Joel L. Weissfeld, M.D., M.P.H., of the University of Pittsburgh Cancer Institute, and colleagues reported outcomes from participants of the Prostate, Lung, Colorectal, and Ovarian Cancer Screening Trial who were randomly assigned to receive FSG. Patients were screened by 60-cm FSG at study entry and three or five years later. Results from subsequent diagnostic intervention were recorded and outcomes were compared based on gender and age.

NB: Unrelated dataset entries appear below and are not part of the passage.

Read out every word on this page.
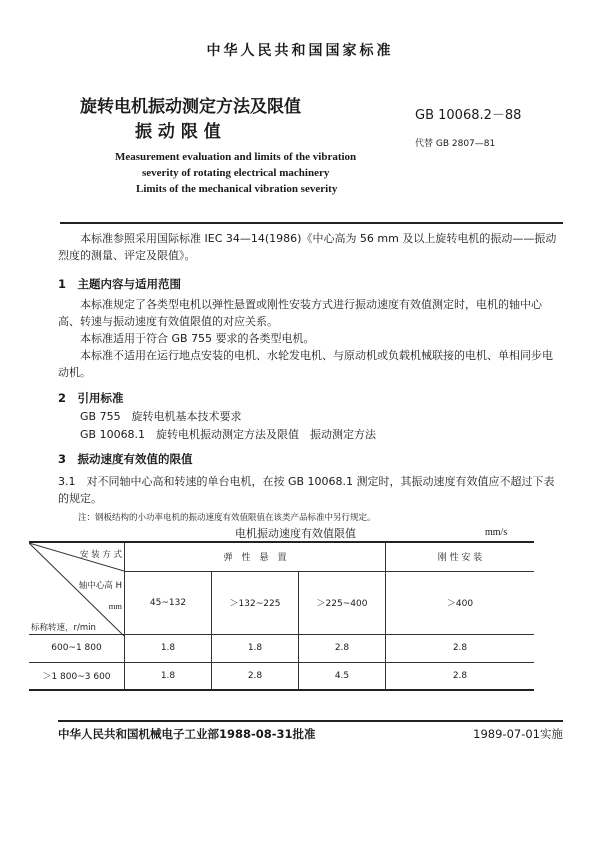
中华人民共和国国家标准
旋转电机振动测定方法及限值
振 动 限 值
GB 10068.2－88
代替 GB 2807—81
Measurement evaluation and limits of the vibration
severity of rotating electrical machinery
Limits of the mechanical vibration severity
本标准参照采用国际标准 IEC 34—14(1986)《中心高为 56 mm 及以上旋转电机的振动——振动烈度的测量、评定及限值》。
1　主题内容与适用范围
本标准规定了各类型电机以弹性悬置或刚性安装方式进行振动速度有效值测定时，电机的轴中心高、转速与振动速度有效值限值的对应关系。
本标准适用于符合 GB 755 要求的各类型电机。
本标准不适用在运行地点安装的电机、水轮发电机、与原动机或负载机械联接的电机、单相同步电动机。
2　引用标准
GB 755　旋转电机基本技术要求
GB 10068.1　旋转电机振动测定方法及限值　振动测定方法
3　振动速度有效值的限值
3.1　对不同轴中心高和转速的单台电机，在按 GB 10068.1 测定时，其振动速度有效值应不超过下表的规定。
注：钢板结构的小功率电机的振动速度有效值限值在该类产品标准中另行规定。
电机振动速度有效值限值	mm/s
安 装 方 式
轴中心高 H
mm
标称转速，r/min	弹　性　悬　置			刚 性 安 装
	45~132	＞132~225	＞225~400	＞400
600~1 800	1.8	1.8	2.8	2.8
＞1 800~3 600	1.8	2.8	4.5	2.8
中华人民共和国机械电子工业部1988-08-31批准	1989-07-01实施
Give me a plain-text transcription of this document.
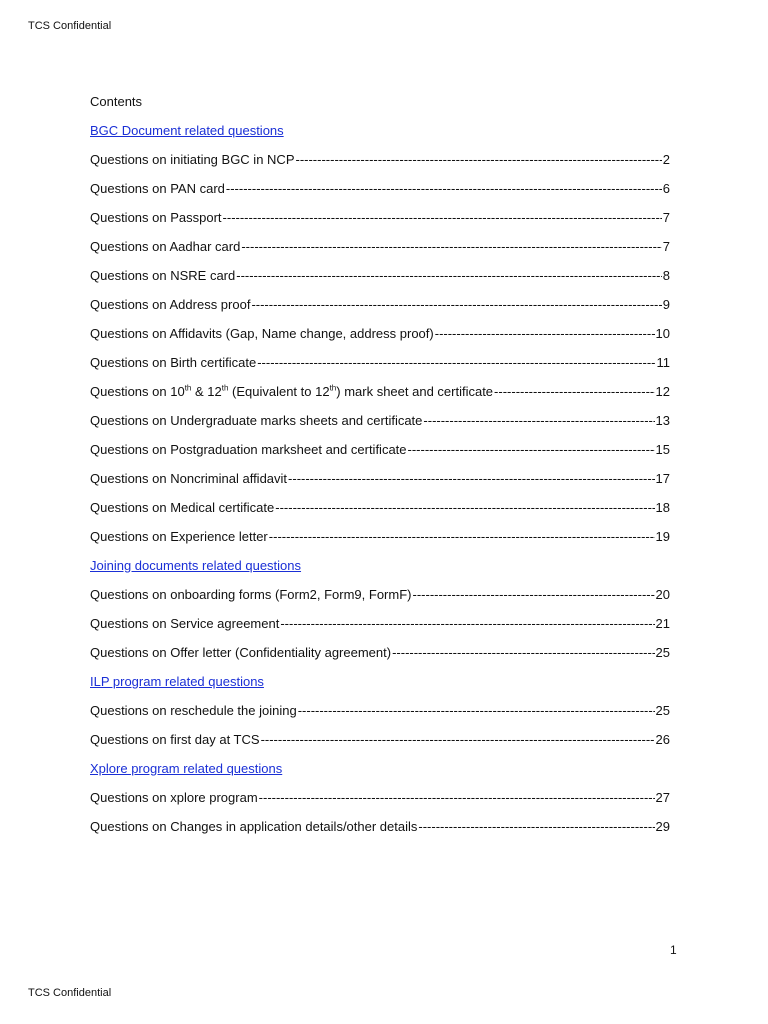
TCS Confidential
Contents
BGC Document related questions
Questions on initiating BGC in NCP -----	2
Questions on PAN card -----	6
Questions on Passport -----	7
Questions on Aadhar card -----	7
Questions on NSRE card -----	8
Questions on Address proof -----	9
Questions on Affidavits (Gap, Name change, address proof) -----	10
Questions on Birth certificate -----	11
Questions on 10th & 12th (Equivalent to 12th) mark sheet and certificate -----	12
Questions on Undergraduate marks sheets and certificate -----	13
Questions on Postgraduation marksheet and certificate -----	15
Questions on Noncriminal affidavit -----	17
Questions on Medical certificate -----	18
Questions on Experience letter -----	19
Joining documents related questions
Questions on onboarding forms (Form2, Form9, FormF) -----	20
Questions on Service agreement -----	21
Questions on Offer letter (Confidentiality agreement) -----	25
ILP program related questions
Questions on reschedule the joining -----	25
Questions on first day at TCS -----	26
Xplore program related questions
Questions on xplore program -----	27
Questions on Changes in application details/other details -----	29
1
TCS Confidential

The researchers found that, of 77,447 enrollees, 86.6 percent had at least one FSG and 50.9 percent had two FSGs. Diagnostic intervention occurred in 74.9 and 78.7 percent of patients after a positive first or repeat FSG, respectively. The screening yield increased by 32 percent based on the second FSG. After the first screening, colorectal cancer or advanced adenoma was detected in 37.8 per 1,000 persons, and after all screenings, in 49.8 per 1,000 persons. The yield of cancer or advanced adenoma was increased by the second FSG by 26 percent in women and by 34 percent in men. Of 223 subjects who received a diagnosis of colorectal carcinoma within one year of a positive FSG, stage I and II disease were seen in 64.6 and 17.5 percent, respectively.
"Repeat FSG increased the detection of colorectal cancer or advanced adenoma in women by one-fourth and in men by one-third," the authors write.